Canada’s kind and gracious grocery overlords have bestowed upon civilians a most wonderful gift. This treasure, glistening in the sun’s brightest yellow and with words of bold black tourmaline, shall adorn the homes of all Canadians from Victoria to St. John’s, Whitehorse to Toronto. Man, woman and child will, for the next three months, rejoice in this bounty at a cost equivalent to what it is now.
By his grace, our benevolent leader – Loblaw chairman and chief executive officer Galen G. Weston – has decreed that his company’s fortunes must be shared with the peasants and penniless wanderers of the nation, now that said fortune has grown tremendously thanks to the peasants and penniless wanderers of the nation.

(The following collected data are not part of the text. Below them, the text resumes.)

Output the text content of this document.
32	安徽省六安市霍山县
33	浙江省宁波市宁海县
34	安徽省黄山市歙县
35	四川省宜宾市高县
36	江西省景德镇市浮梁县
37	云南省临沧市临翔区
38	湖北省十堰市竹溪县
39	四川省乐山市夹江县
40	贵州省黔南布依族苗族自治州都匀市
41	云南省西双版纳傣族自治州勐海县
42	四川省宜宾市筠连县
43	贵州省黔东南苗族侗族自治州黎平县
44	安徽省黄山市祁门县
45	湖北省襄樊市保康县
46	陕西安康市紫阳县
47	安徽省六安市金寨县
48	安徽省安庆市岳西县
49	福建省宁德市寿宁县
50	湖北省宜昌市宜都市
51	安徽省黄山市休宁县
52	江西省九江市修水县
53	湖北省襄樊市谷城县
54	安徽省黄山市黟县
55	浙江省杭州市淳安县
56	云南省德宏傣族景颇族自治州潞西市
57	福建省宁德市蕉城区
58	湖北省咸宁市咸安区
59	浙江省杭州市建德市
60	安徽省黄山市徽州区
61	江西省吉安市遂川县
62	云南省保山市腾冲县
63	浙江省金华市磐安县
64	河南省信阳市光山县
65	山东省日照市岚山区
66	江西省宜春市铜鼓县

This gift will not come in the form of increased wages for the labourers who toil in his trenches, who are as burdened as any of us by the rising cost of goods, but rather, in incentives for the rest of us to purchase their spoils.
Indeed, the company, whose first-quarter profits rose nearly 40 per cent compared with the same period last year, would like Canadians to believe that it is doing consumers a great service by freezing the price of products under its house No Name brand for the next three months. Mr. Weston wrote in an e-mail to customers Monday that the “price of an average basket of groceries is up about 10 per cent” this year, and that he and his company share in the frustrations of the average consumer. “Maddeningly,” he wrote, “much of this is out of our control.”
Yes, poor Loblaw had no choice but to pass along price increases to its customers to keep up its bottom line, which somehow grew enormously even though Loblaw, we are to infer, was simply trying to maintain its margins. Likely some of the company’s first-quarter windfall was the result of record-high sales of its No Name brand, which delivered higher profits for the company as Canadians attempted to cut down on their food costs by purchasing discount products. And what better way to maintain or exceed those record-high sales than announcing a temporary freeze on those very same items?
Loblaw puts self-driving delivery trucks on Canadian roads for first time
Opinion: Loblaw’s driverless trucks signal the beginning of a new age
Of course, a freeze would have been more beneficial to the average consumer had Loblaw made this announcement before raising the prices of many of its No Name products. In May, you could buy a 908-gram box of frozen No Name chicken wings for $11.99 from Real Canadian Superstore in Ontario; now, the price is $13.99. In June, four litres of No Name vinegar was priced at $1.99; now, it’s $2.29. Most regular shoppers will be able to rattle off the price changes they’ve observed over the last few months from memory. And though a temporary reprieve from additional price increases is certainly better than nothing, the announcement was made after the company has already profited from inflation.
But is it fair to be so cynical about a company that offered customers a $25 gift card for fixing the price of bread with its competitors for 14 years? (Think of how many No Name products shoppers could have bought with that four years ago!) And wasn’t Mr. Weston generous in announcing “hero pay” for his front-line workers during the first wave of the COVID-19 pandemic, which he clawed back a few months later even though the risk to workers was the same, and the pandemic anything but over? (Other Canadian companies, such as Chapman’s Ice Cream, made its pandemic pay boost permanent.)
Maybe this price freeze announcement isn’t a thinly veiled marketing scheme intended to boost sales by enticing customers into Loblaw stores, or to boost profits by directing consumers to store-brand products. Indeed, maybe this really is just the company giving back – for three months – out of a recognition that so many Canadians are struggling, especially those in service jobs working minimum wage. And perhaps the best way for a company like Loblaw to give back is not to help out its own minimum-wage workers, but to freeze the price of a tub of sour cream at $2.29?
So let us give thanks to Canada’s supermarket supremes, eager to “help Canadians hit the brakes on food inflation,” now that inflation is already easing. May their selflessness inspire the nation for a fixed amount of time, and may those in their marketing department be richly rewarded.